その苦労は大変だったであろうが、そのかわりに道中の見聞が楽しいものであったと思う。これはそのころの話である。
明治32年(1899)に野中の兵助さんという人が伊勢参りをしたとき、伊勢の宿屋で初めて電灯を見た。「これはすすの出ないランプだ。ああいうランプを買って帰えるべえ」と下女(お手伝いさん)にいったところ、「お客さん、あれは電気というものですよ。」といわれたという。翌朝起きてみたら、こんどは馬のいない馬車があった。おかしいなあ、馬はどこかにいるんだんべえといって、車のまわりをまわってみたという。これは電車を初めて見たときの話である。今では信じられないような話であるが、この話、19世紀の末の話とすれば、別に不思議でもないのかもしれない。

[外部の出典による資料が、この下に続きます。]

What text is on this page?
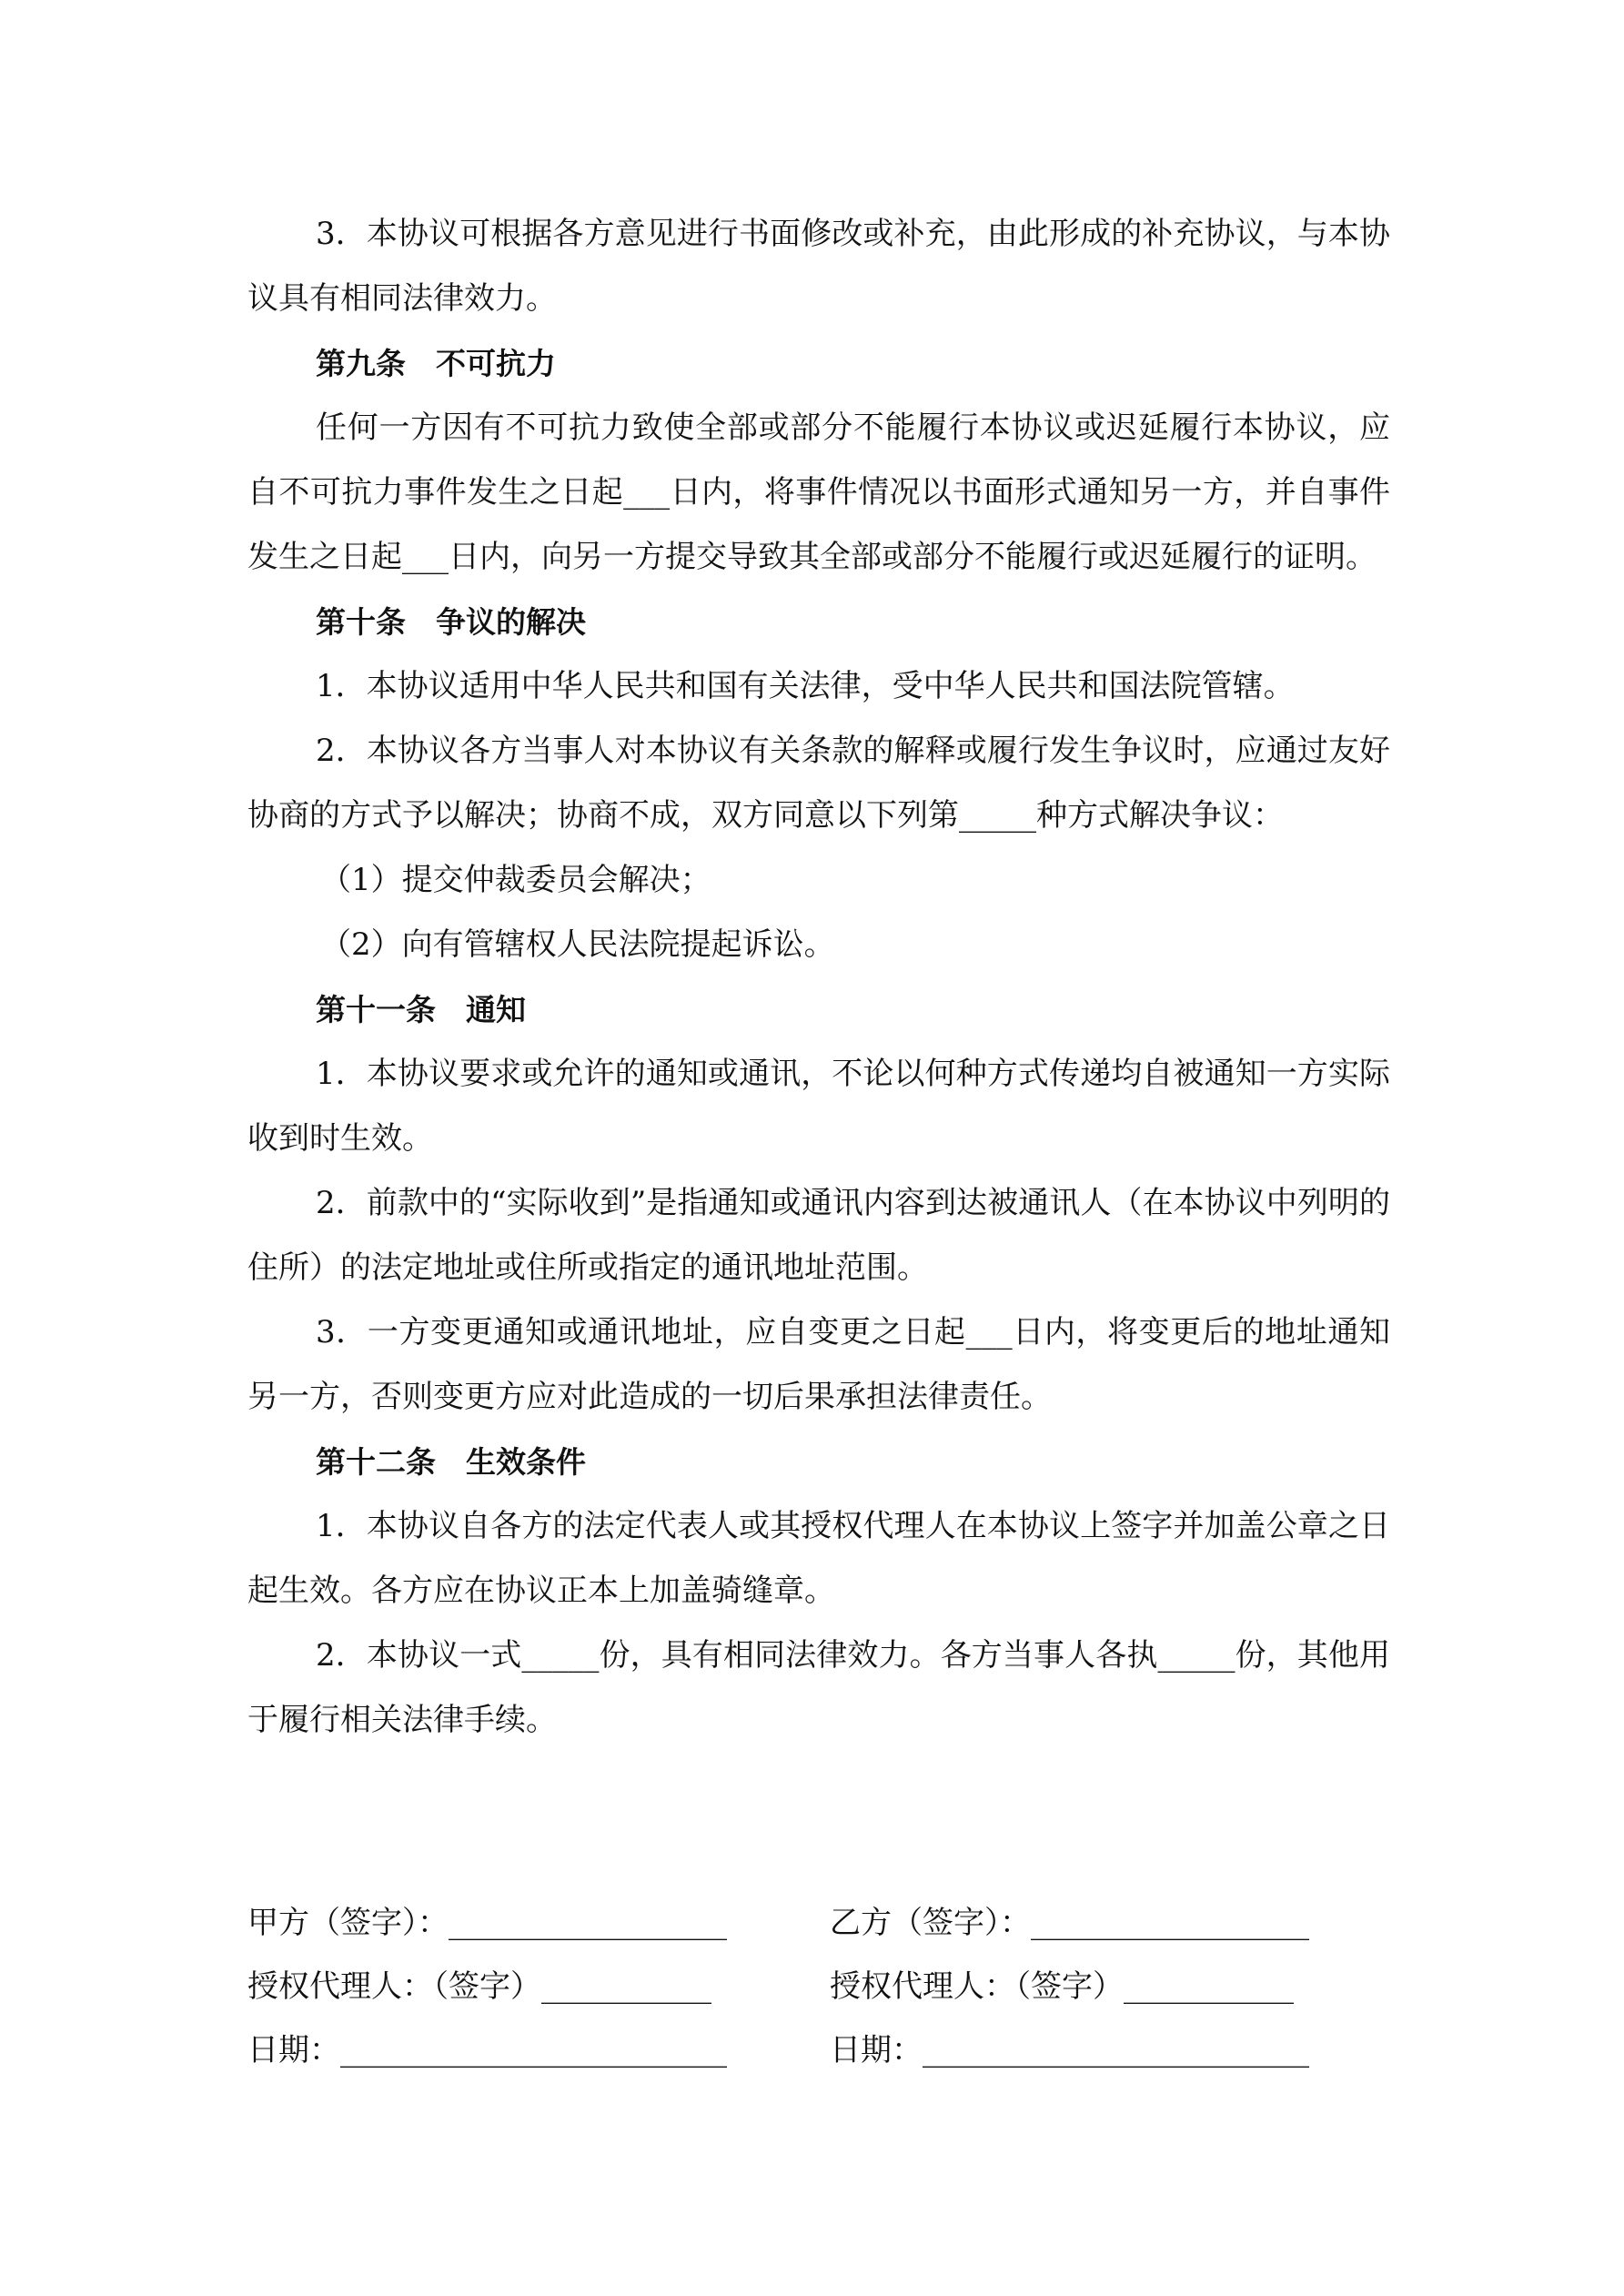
3．本协议可根据各方意见进行书面修改或补充，由此形成的补充协议，与本协议具有相同法律效力。

第九条　不可抗力

任何一方因有不可抗力致使全部或部分不能履行本协议或迟延履行本协议，应自不可抗力事件发生之日起___日内，将事件情况以书面形式通知另一方，并自事件发生之日起___日内，向另一方提交导致其全部或部分不能履行或迟延履行的证明。

第十条　争议的解决

1．本协议适用中华人民共和国有关法律，受中华人民共和国法院管辖。

2．本协议各方当事人对本协议有关条款的解释或履行发生争议时，应通过友好协商的方式予以解决；协商不成，双方同意以下列第_____种方式解决争议：

（1）提交仲裁委员会解决；

（2）向有管辖权人民法院提起诉讼。

第十一条　通知

1．本协议要求或允许的通知或通讯，不论以何种方式传递均自被通知一方实际收到时生效。

2．前款中的“实际收到”是指通知或通讯内容到达被通讯人（在本协议中列明的住所）的法定地址或住所或指定的通讯地址范围。

3．一方变更通知或通讯地址，应自变更之日起___日内，将变更后的地址通知另一方，否则变更方应对此造成的一切后果承担法律责任。

第十二条　生效条件

1．本协议自各方的法定代表人或其授权代理人在本协议上签字并加盖公章之日起生效。各方应在协议正本上加盖骑缝章。

2．本协议一式_____份，具有相同法律效力。各方当事人各执_____份，其他用于履行相关法律手续。

甲方（签字）：__________________	乙方（签字）：__________________
授权代理人：（签字）___________	授权代理人：（签字）___________
日期：_________________________	日期：_________________________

ところで、この辺でランプをつかっていたのはいつごろまでであろうか。ランプのホヤ磨きは子供の仕事であった。小さな手をホヤの中につっこんで、手や顔をよごしながら、ホヤ磨きをした思い出のある人は、何歳ぐらいまでの人であろうか。
野中に電灯がひかれたのは大正11年12月のことだったという。この年の12月30日に「点火祝い」をしたと記録にある。